Clarita, era una linda joven que trabajaba en el departamento de contabilidad del Bancomer en la sucursal de Tuxpan, pequeña ciudad que podemos encontrar al noroeste del Estado michoacano en la república mexicana.
Es una ciudad que durante todo el año se rodea de bellezas naturales, como intrépidas caídas de agua, que se tornan en cristalinos arroyos para bañar los matorrales; encumbradas y arrogantes montañas, profundos despeñaderos con follaje de tonalidad diversa, y umbrosos pinos.
Por el sur, pocos kilómetros la separan de la ciudad de Zitácuaro, y por el norte, de Ciudad Hidalgo.
Y precisamente en Zitácuaro, un joven de unos 27 años de edad, José Martín Marín, trabajaba como subgerente de la sucursal que la mencionada institución había instalado en esta ciudad.

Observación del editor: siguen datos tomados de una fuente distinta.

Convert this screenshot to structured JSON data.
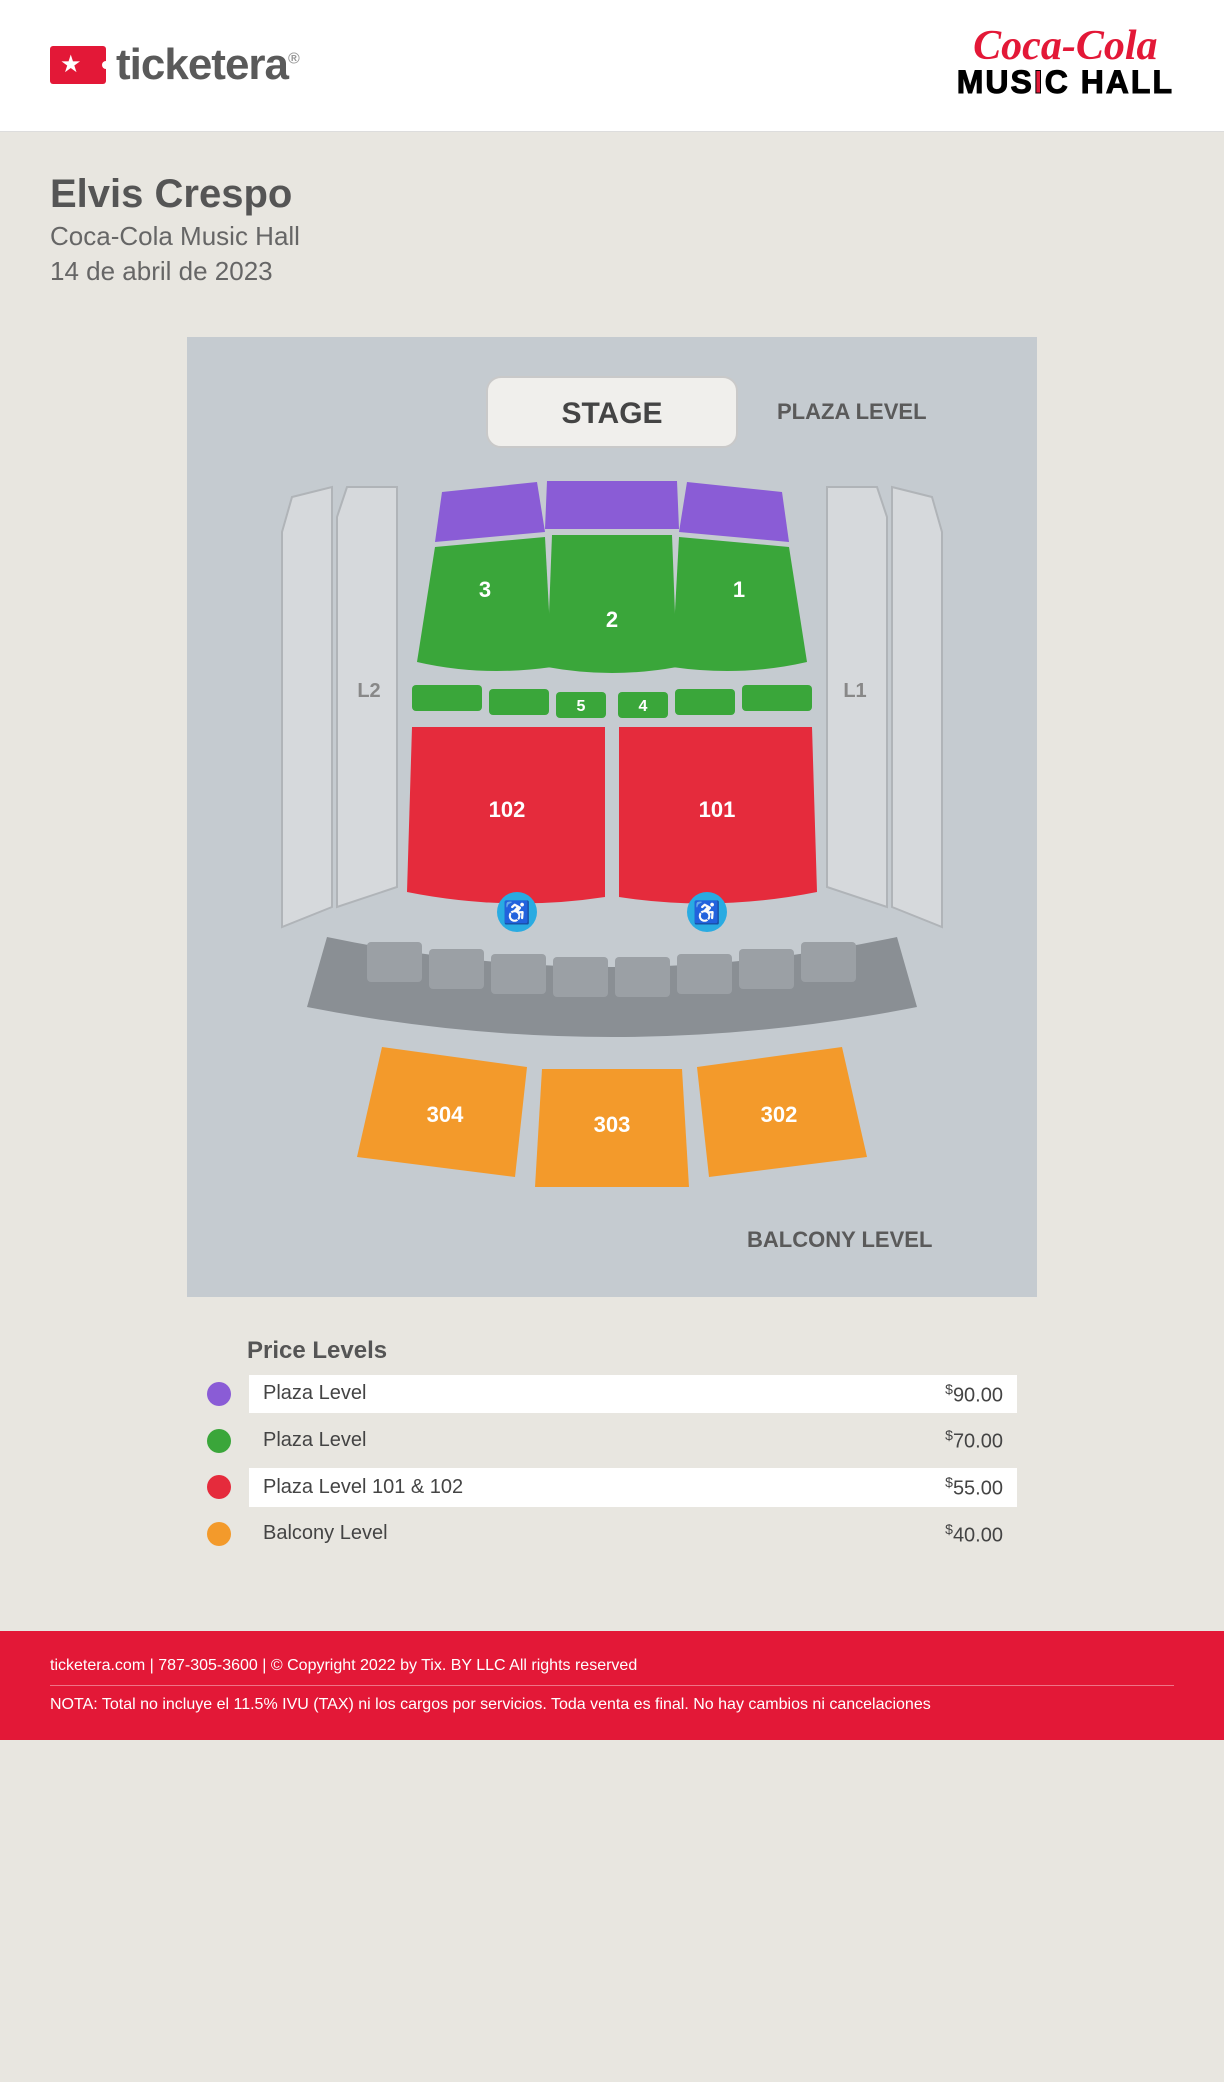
{
  "header": {
    "brand": "ticketera",
    "venue_line1": "Coca-Cola",
    "venue_line2_a": "MUS",
    "venue_line2_b": "I",
    "venue_line2_c": "C HALL"
  },
  "event": {
    "title": "Elvis Crespo",
    "venue": "Coca-Cola Music Hall",
    "date": "14 de abril de 2023"
  },
  "chart": {
    "background": "#c5cbd0",
    "stage": {
      "label": "STAGE",
      "fill": "#f0efec",
      "stroke": "#c9c9c9"
    },
    "plaza_label": "PLAZA LEVEL",
    "balcony_label": "BALCONY LEVEL",
    "side_labels": {
      "left": "L2",
      "right": "L1"
    },
    "colors": {
      "purple": "#8a5cd6",
      "green": "#3aa63a",
      "red": "#e52b3c",
      "orange": "#f39a2b",
      "grey_section": "#d6d9dc",
      "grey_border": "#b0b4b8",
      "dark_grey": "#8a8f94",
      "wheelchair": "#29abe2"
    },
    "sections": {
      "front_center": "2",
      "front_left": "3",
      "front_right": "1",
      "mid_left_small": "5",
      "mid_right_small": "4",
      "sec_101": "101",
      "sec_102": "102",
      "balc_302": "302",
      "balc_303": "303",
      "balc_304": "304"
    }
  },
  "prices": {
    "title": "Price Levels",
    "rows": [
      {
        "color": "#8a5cd6",
        "label": "Plaza Level",
        "price": "90.00",
        "alt": false
      },
      {
        "color": "#3aa63a",
        "label": "Plaza Level",
        "price": "70.00",
        "alt": true
      },
      {
        "color": "#e52b3c",
        "label": "Plaza Level 101 & 102",
        "price": "55.00",
        "alt": false
      },
      {
        "color": "#f39a2b",
        "label": "Balcony Level",
        "price": "40.00",
        "alt": true
      }
    ]
  },
  "footer": {
    "line1": "ticketera.com | 787-305-3600 | © Copyright 2022 by Tix. BY LLC All rights reserved",
    "line2": "NOTA: Total no incluye el 11.5% IVU (TAX) ni los cargos por servicios. Toda venta es final. No hay cambios ni cancelaciones"
  }
}
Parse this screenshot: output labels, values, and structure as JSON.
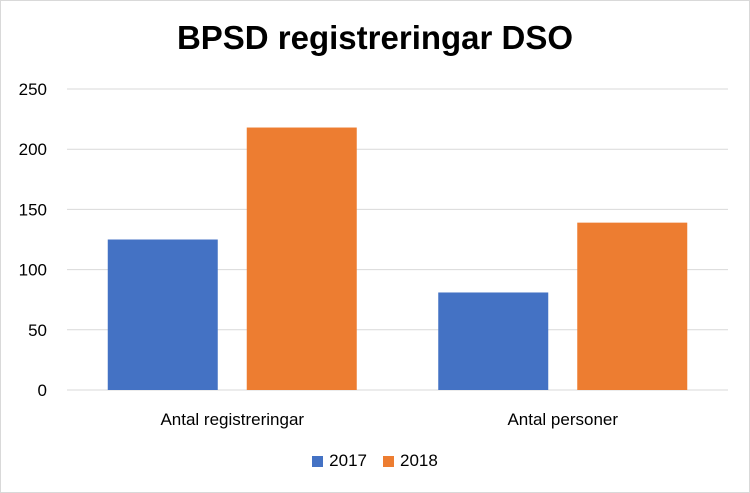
{
  "chart_data": {
    "type": "bar",
    "title": "BPSD registreringar DSO",
    "categories": [
      "Antal registreringar",
      "Antal personer"
    ],
    "series": [
      {
        "name": "2017",
        "values": [
          125,
          81
        ],
        "color": "#4472C4"
      },
      {
        "name": "2018",
        "values": [
          218,
          139
        ],
        "color": "#ED7D31"
      }
    ],
    "ylim": [
      0,
      250
    ],
    "yticks": [
      0,
      50,
      100,
      150,
      200,
      250
    ],
    "grid": true,
    "legend_position": "bottom"
  }
}
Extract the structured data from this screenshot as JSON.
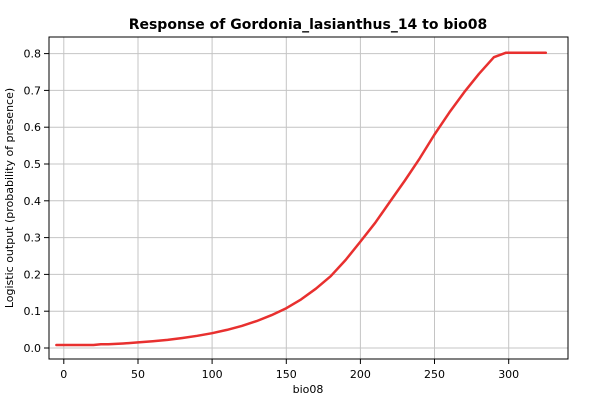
{
  "chart_data": {
    "type": "line",
    "title": "Response of Gordonia_lasianthus_14 to bio08",
    "xlabel": "bio08",
    "ylabel": "Logistic output (probability of presence)",
    "xlim": [
      -10,
      340
    ],
    "ylim": [
      -0.03,
      0.845
    ],
    "x_ticks": [
      0,
      50,
      100,
      150,
      200,
      250,
      300
    ],
    "y_ticks": [
      0.0,
      0.1,
      0.2,
      0.3,
      0.4,
      0.5,
      0.6,
      0.7,
      0.8
    ],
    "grid": true,
    "series": [
      {
        "color": "#e8302f",
        "x": [
          -5,
          0,
          10,
          20,
          25,
          30,
          40,
          50,
          60,
          70,
          80,
          90,
          100,
          110,
          120,
          130,
          140,
          150,
          160,
          170,
          180,
          190,
          200,
          210,
          220,
          230,
          240,
          250,
          260,
          270,
          280,
          290,
          298,
          300,
          325
        ],
        "y": [
          0.008,
          0.008,
          0.008,
          0.008,
          0.01,
          0.01,
          0.012,
          0.015,
          0.018,
          0.022,
          0.027,
          0.033,
          0.04,
          0.049,
          0.06,
          0.073,
          0.089,
          0.108,
          0.132,
          0.161,
          0.195,
          0.239,
          0.289,
          0.34,
          0.398,
          0.455,
          0.515,
          0.58,
          0.64,
          0.695,
          0.745,
          0.79,
          0.802,
          0.802,
          0.802
        ]
      }
    ]
  }
}
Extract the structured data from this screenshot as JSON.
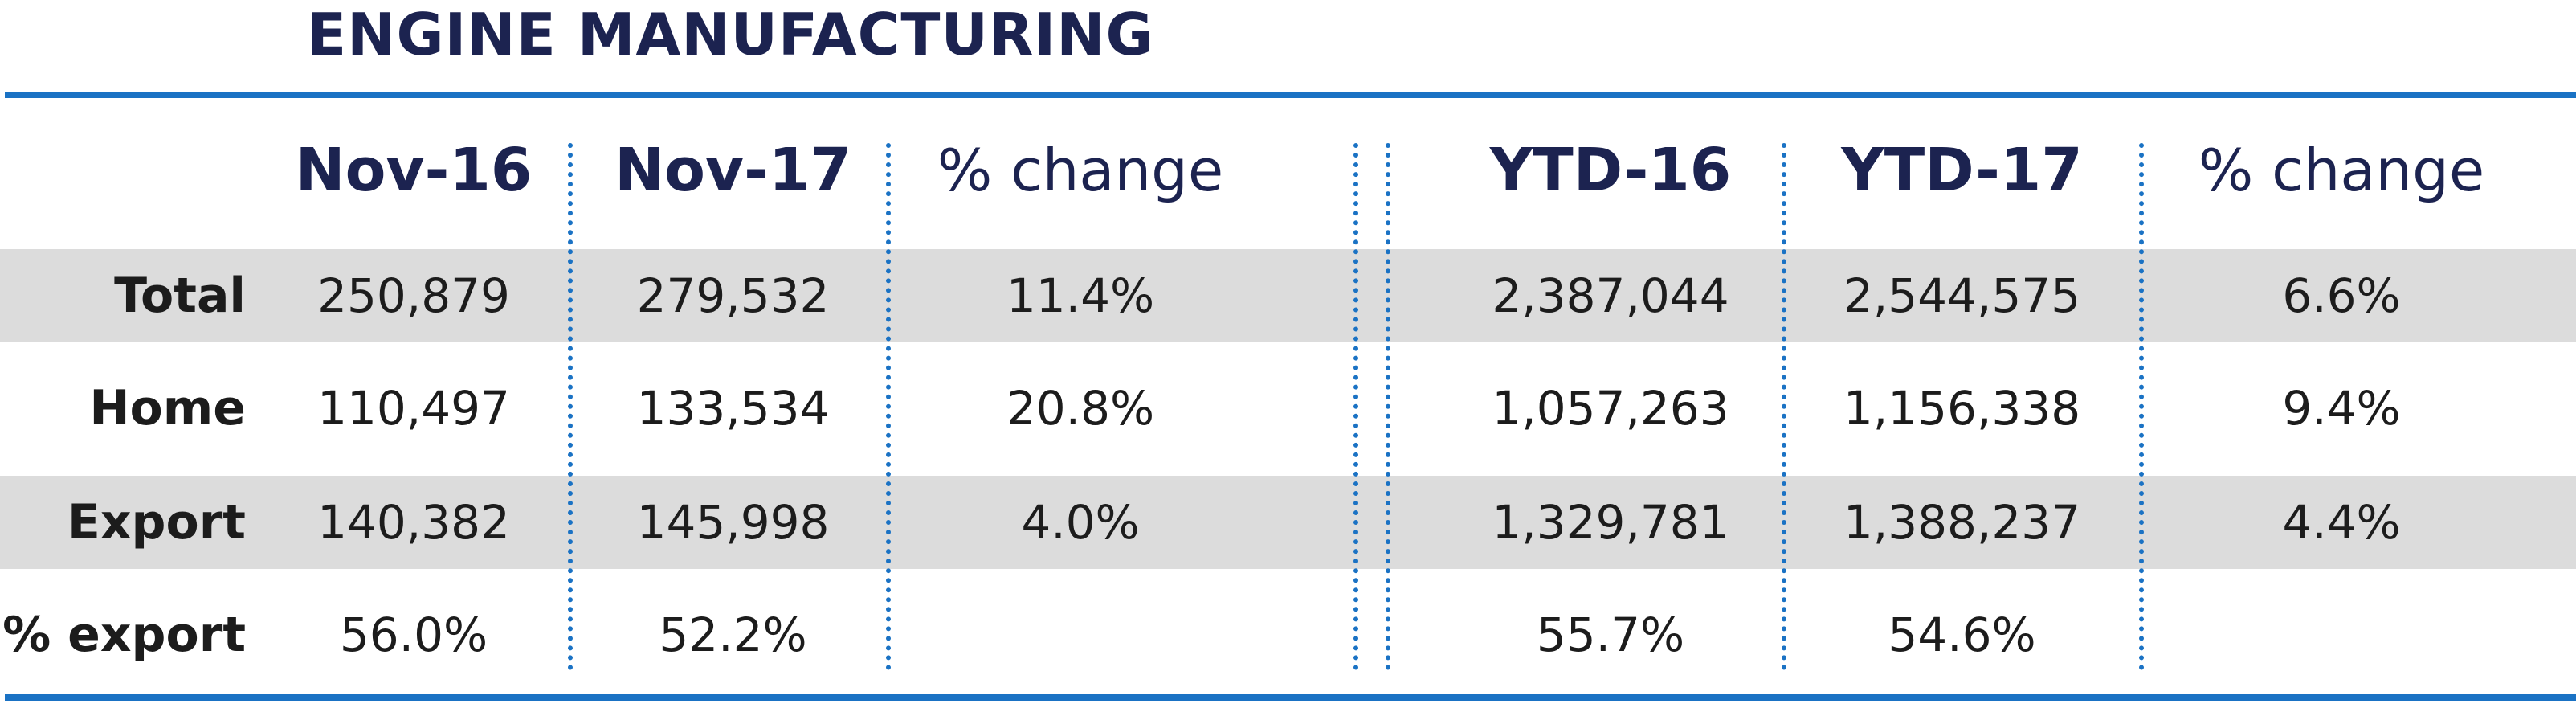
{
  "title": "ENGINE MANUFACTURING",
  "columns": [
    "Nov-16",
    "Nov-17",
    "% change",
    "YTD-16",
    "YTD-17",
    "% change"
  ],
  "rows": [
    {
      "label": "Total",
      "values": [
        "250,879",
        "279,532",
        "11.4%",
        "2,387,044",
        "2,544,575",
        "6.6%"
      ]
    },
    {
      "label": "Home",
      "values": [
        "110,497",
        "133,534",
        "20.8%",
        "1,057,263",
        "1,156,338",
        "9.4%"
      ]
    },
    {
      "label": "Export",
      "values": [
        "140,382",
        "145,998",
        "4.0%",
        "1,329,781",
        "1,388,237",
        "4.4%"
      ]
    },
    {
      "label": "% export",
      "values": [
        "56.0%",
        "52.2%",
        "",
        "55.7%",
        "54.6%",
        ""
      ]
    }
  ],
  "colors": {
    "accent": "#1a72c4",
    "heading": "#1c2350",
    "text": "#1c1c1c",
    "row_shade": "#dcdcdc",
    "background": "#ffffff"
  }
}
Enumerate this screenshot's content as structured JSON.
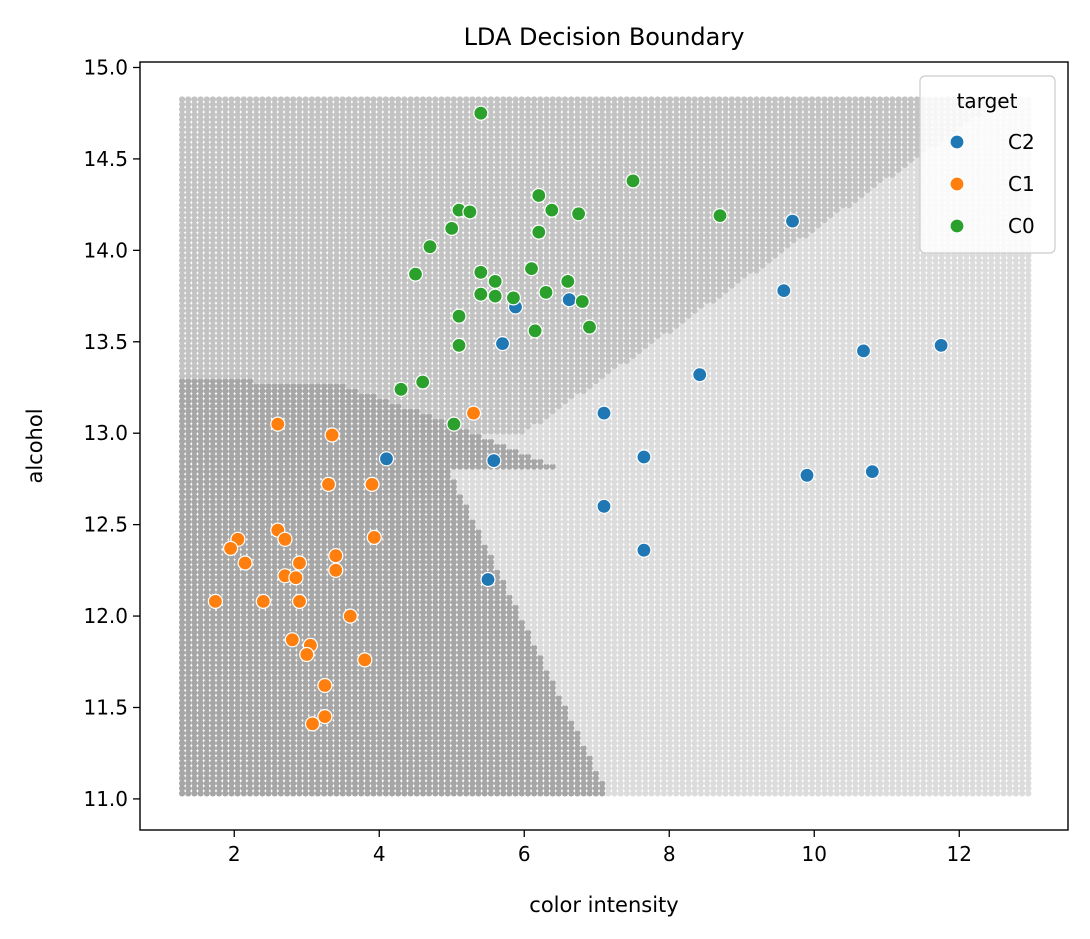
{
  "chart_data": {
    "type": "scatter",
    "title": "LDA Decision Boundary",
    "xlabel": "color intensity",
    "ylabel": "alcohol",
    "xlim": [
      0.7,
      13.5
    ],
    "ylim": [
      10.83,
      15.03
    ],
    "xticks": [
      2,
      4,
      6,
      8,
      10,
      12
    ],
    "xtick_labels": [
      "2",
      "4",
      "6",
      "8",
      "10",
      "12"
    ],
    "yticks": [
      11.0,
      11.5,
      12.0,
      12.5,
      13.0,
      13.5,
      14.0,
      14.5,
      15.0
    ],
    "ytick_labels": [
      "11.0",
      "11.5",
      "12.0",
      "12.5",
      "13.0",
      "13.5",
      "14.0",
      "14.5",
      "15.0"
    ],
    "grid": false,
    "legend": {
      "title": "target",
      "position": "top-right"
    },
    "background_grid": {
      "x_range": [
        1.28,
        13.0
      ],
      "y_range": [
        11.03,
        14.83
      ],
      "x_step": 0.0852,
      "y_step": 0.0275,
      "regions": [
        {
          "class": "C1",
          "color": "#a6a6a6"
        },
        {
          "class": "C0",
          "color": "#c3c3c3"
        },
        {
          "class": "C2",
          "color": "#dcdcdc"
        }
      ]
    },
    "series": [
      {
        "name": "C2",
        "color": "#1f77b4",
        "points": [
          [
            9.7,
            14.16
          ],
          [
            9.58,
            13.78
          ],
          [
            10.68,
            13.45
          ],
          [
            11.75,
            13.48
          ],
          [
            8.42,
            13.32
          ],
          [
            7.1,
            13.11
          ],
          [
            6.62,
            13.73
          ],
          [
            5.88,
            13.69
          ],
          [
            5.7,
            13.49
          ],
          [
            4.1,
            12.86
          ],
          [
            5.58,
            12.85
          ],
          [
            7.65,
            12.87
          ],
          [
            9.9,
            12.77
          ],
          [
            10.8,
            12.79
          ],
          [
            7.1,
            12.6
          ],
          [
            7.65,
            12.36
          ],
          [
            5.5,
            12.2
          ]
        ]
      },
      {
        "name": "C1",
        "color": "#ff7f0e",
        "points": [
          [
            5.3,
            13.11
          ],
          [
            2.6,
            13.05
          ],
          [
            3.35,
            12.99
          ],
          [
            3.3,
            12.72
          ],
          [
            3.9,
            12.72
          ],
          [
            3.93,
            12.43
          ],
          [
            2.6,
            12.47
          ],
          [
            2.7,
            12.42
          ],
          [
            2.05,
            12.42
          ],
          [
            1.95,
            12.37
          ],
          [
            2.15,
            12.29
          ],
          [
            2.9,
            12.29
          ],
          [
            3.4,
            12.33
          ],
          [
            3.4,
            12.25
          ],
          [
            2.7,
            12.22
          ],
          [
            2.85,
            12.21
          ],
          [
            1.74,
            12.08
          ],
          [
            2.4,
            12.08
          ],
          [
            2.9,
            12.08
          ],
          [
            3.6,
            12.0
          ],
          [
            2.8,
            11.87
          ],
          [
            3.05,
            11.84
          ],
          [
            3.0,
            11.79
          ],
          [
            3.8,
            11.76
          ],
          [
            3.25,
            11.62
          ],
          [
            3.25,
            11.45
          ],
          [
            3.08,
            11.41
          ]
        ]
      },
      {
        "name": "C0",
        "color": "#2ca02c",
        "points": [
          [
            5.4,
            14.75
          ],
          [
            7.5,
            14.38
          ],
          [
            6.2,
            14.3
          ],
          [
            5.1,
            14.22
          ],
          [
            5.25,
            14.21
          ],
          [
            6.38,
            14.22
          ],
          [
            6.75,
            14.2
          ],
          [
            8.7,
            14.19
          ],
          [
            5.0,
            14.12
          ],
          [
            6.2,
            14.1
          ],
          [
            4.7,
            14.02
          ],
          [
            4.5,
            13.87
          ],
          [
            5.4,
            13.88
          ],
          [
            6.1,
            13.9
          ],
          [
            5.6,
            13.83
          ],
          [
            6.6,
            13.83
          ],
          [
            5.4,
            13.76
          ],
          [
            5.6,
            13.75
          ],
          [
            5.85,
            13.74
          ],
          [
            6.3,
            13.77
          ],
          [
            6.8,
            13.72
          ],
          [
            5.1,
            13.64
          ],
          [
            6.9,
            13.58
          ],
          [
            6.15,
            13.56
          ],
          [
            5.1,
            13.48
          ],
          [
            4.6,
            13.28
          ],
          [
            4.3,
            13.24
          ],
          [
            5.03,
            13.05
          ]
        ]
      }
    ]
  }
}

Es de aclarar, que antes de su ascenso en el escalafón laboral, José Martín se desempeñaba como Contador en la oficina de Tuxpan, en donde, después de un largo aprendizaje del oficio, le había dejado el puesto a Clarita, con la que desde Zitácuaro siguió en comunicación telefónica continua, para auxiliarla en algún problema laboral, o simplemente para saludarla. Aunque, una de esas llamadas tuvo consecuencias que ni con el paso de los años se le olvidaron a nuestro joven funcionario.
Dos días antes del dedicado al amor y a la amistad, le había pedido Clarita que la acompañara en la fiesta que el Club social de Tuxpan celebraría el catorce de febrero en su fastuoso salón de fiestas.
-Gracias por tan honrosa invitación; allí estaré –le contestó José Martín.
-Te espero temprano para que no regreses muy noche a tu casa y que descanses, pues no debes de presentarte con sueño en la oficina al día siguiente.
-¿Qué interesa el tiempo? Acompañarte, estar contigo, escucharte, o simplemente verte, me es muy agradable –replicó el joven.
Llegó el tan esperado día, y a toda prisa José Martín despachó el trabajo.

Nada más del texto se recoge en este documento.